I met Don and Maureen at the campground next door. They were Kiwis who lived on the North Island and volunteered for the Doc to be campground hosts at the larger ones. They had a bucket of mussels they had caught, and were steaming some as I started talking to Maureen. They gave me two of them to try and said ‘they don’t get any fresher than this’; they were wonderful. I asked how to find them, and was given some general guidelines. They had had to look for a bed of them, and found one a forty five minute walk down the beach from their camp at low tide. They were going fishing the next day, but said if I wanted to come back around 16:00, they would have another proper bucket full. That day, I ventured out onto my beach at low tide. As I said, it’s not the most perfect sun bathing beach, with coarse sand and some mud, but i noticed a lot of oyster shells. I also noticed what appeared to be unopened oysters. Surely, I thought, these aren’t live oysters, although at high tide they would be under perhaps six feet of water. I decided to get a knife. The best knife I had was probably the worst shucking knive in the universe, and I didn’t know what I was doing, but after a while I opened one. Sure enough, there was a deliciously fresh oyster inside.
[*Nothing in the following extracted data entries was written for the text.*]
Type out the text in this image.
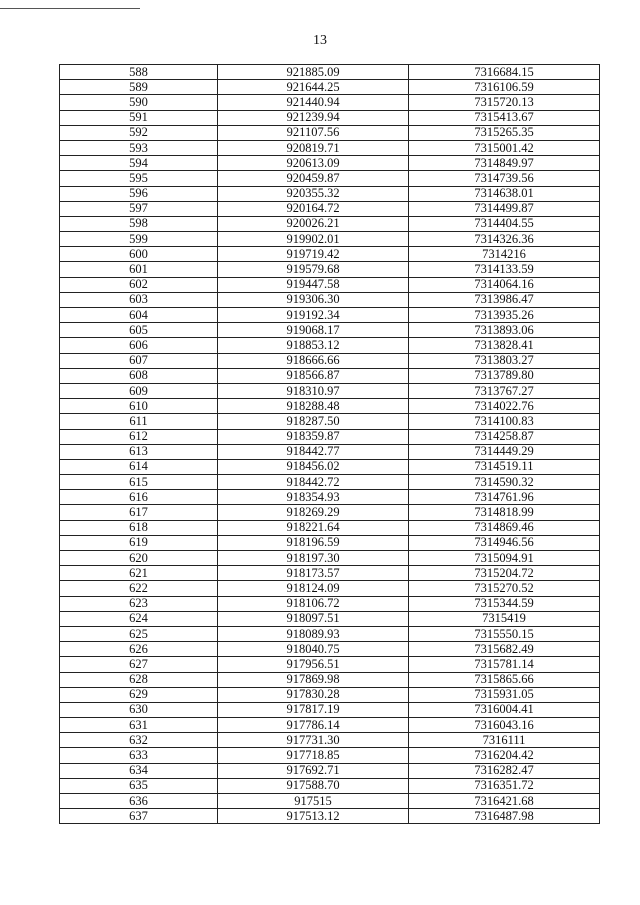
13
588	921885.09	7316684.15
589	921644.25	7316106.59
590	921440.94	7315720.13
591	921239.94	7315413.67
592	921107.56	7315265.35
593	920819.71	7315001.42
594	920613.09	7314849.97
595	920459.87	7314739.56
596	920355.32	7314638.01
597	920164.72	7314499.87
598	920026.21	7314404.55
599	919902.01	7314326.36
600	919719.42	7314216
601	919579.68	7314133.59
602	919447.58	7314064.16
603	919306.30	7313986.47
604	919192.34	7313935.26
605	919068.17	7313893.06
606	918853.12	7313828.41
607	918666.66	7313803.27
608	918566.87	7313789.80
609	918310.97	7313767.27
610	918288.48	7314022.76
611	918287.50	7314100.83
612	918359.87	7314258.87
613	918442.77	7314449.29
614	918456.02	7314519.11
615	918442.72	7314590.32
616	918354.93	7314761.96
617	918269.29	7314818.99
618	918221.64	7314869.46
619	918196.59	7314946.56
620	918197.30	7315094.91
621	918173.57	7315204.72
622	918124.09	7315270.52
623	918106.72	7315344.59
624	918097.51	7315419
625	918089.93	7315550.15
626	918040.75	7315682.49
627	917956.51	7315781.14
628	917869.98	7315865.66
629	917830.28	7315931.05
630	917817.19	7316004.41
631	917786.14	7316043.16
632	917731.30	7316111
633	917718.85	7316204.42
634	917692.71	7316282.47
635	917588.70	7316351.72
636	917515	7316421.68
637	917513.12	7316487.98
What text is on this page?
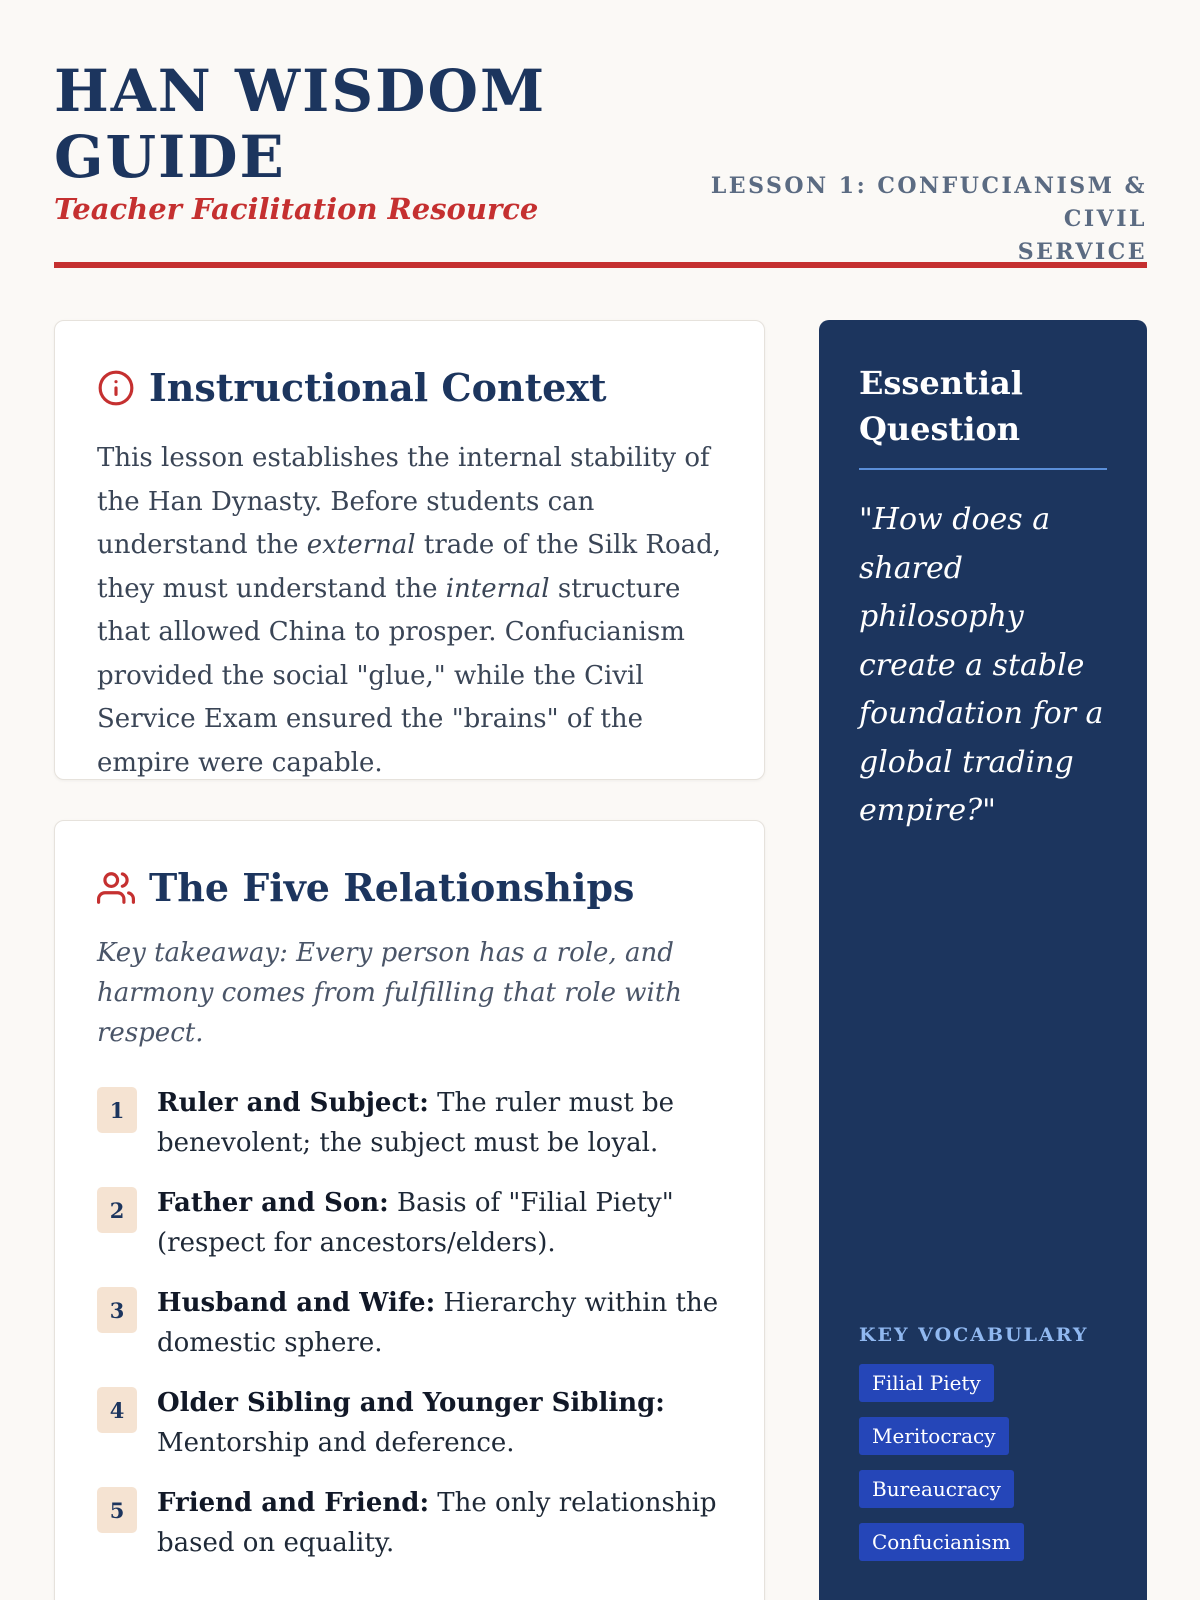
HAN WISDOM
GUIDE
Teacher Facilitation Resource
LESSON 1: CONFUCIANISM & CIVIL
SERVICE
Instructional Context

This lesson establishes the internal stability of the Han Dynasty. Before students can understand the external trade of the Silk Road, they must understand the internal structure that allowed China to prosper. Confucianism provided the social "glue," while the Civil Service Exam ensured the "brains" of the empire were capable.

The Five Relationships

Key takeaway: Every person has a role, and harmony comes from fulfilling that role with respect.

1	Ruler and Subject: The ruler must be benevolent; the subject must be loyal.
2	Father and Son: Basis of "Filial Piety" (respect for ancestors/elders).
3	Husband and Wife: Hierarchy within the domestic sphere.
4	Older Sibling and Younger Sibling: Mentorship and deference.
5	Friend and Friend: The only relationship based on equality.
Essential
Question

"How does a shared philosophy create a stable foundation for a global trading empire?"

KEY VOCABULARY
Filial Piety
Meritocracy
Bureaucracy
Confucianism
I couldn’t believe it. After the tide was out a little more, I began to see what looked like little fins sticking out of the water. Surely those weren’t mussels, but they were. Their beards in the wild grasp tenaciously to whatever it is they are growing on. One that I pulled pulled up came with several small stones, with a small crab and a starfish hiding among them. I put my ‘catch’ in a small container of water. The sea was so rough and muddy that i could only find ones that were exposed by the low tide, about eight in all. I thought this was a pretty good start, so I took them to Ron and Maureen’s who combined them with their catch, and we all had all the mussels we could eat, and Speight’s Dark Brown beer to wash them down with. A most memorable dinner. I was amazed that food we prize was for the easy taking in certain locations of the Marlborough Sounds.
As far as scenery in the Marlborough Sounds, you can’t really see much from a car. The sounds are vast and there aren’t many roads. The existing few are slow and hard going, with mountain on one side and tall bush on the other. I drove hundreds of km on difficult, often gravel, roads and the payoff often wasn’t worth the effort. Some roads ended in a bay with a concentration of half million dollar holiday homes on the hills, and yachts moored in the bay, and not much for a bush camping tramper to do. The DoC campgrounds weren’t all that appealing, as I said. The one I found at Picnic Bay was unusual in having two tent friendly sites in clearings in the bush. You don’t see much of the Sounds from the tracks, either. The Queen Charlotte track was nice, and on the highest parts, you had a good view of the Sounds from points cleared for that purpose. But for the most part, it was a nice track through the bush, similar to a lot of other nice tracks through the bush. I did have some great experiences there, but finding a campsite I liked took a lot of effort. I did see enough to be convinced that the Sounds are very scenic, but probably best seen by boat or air.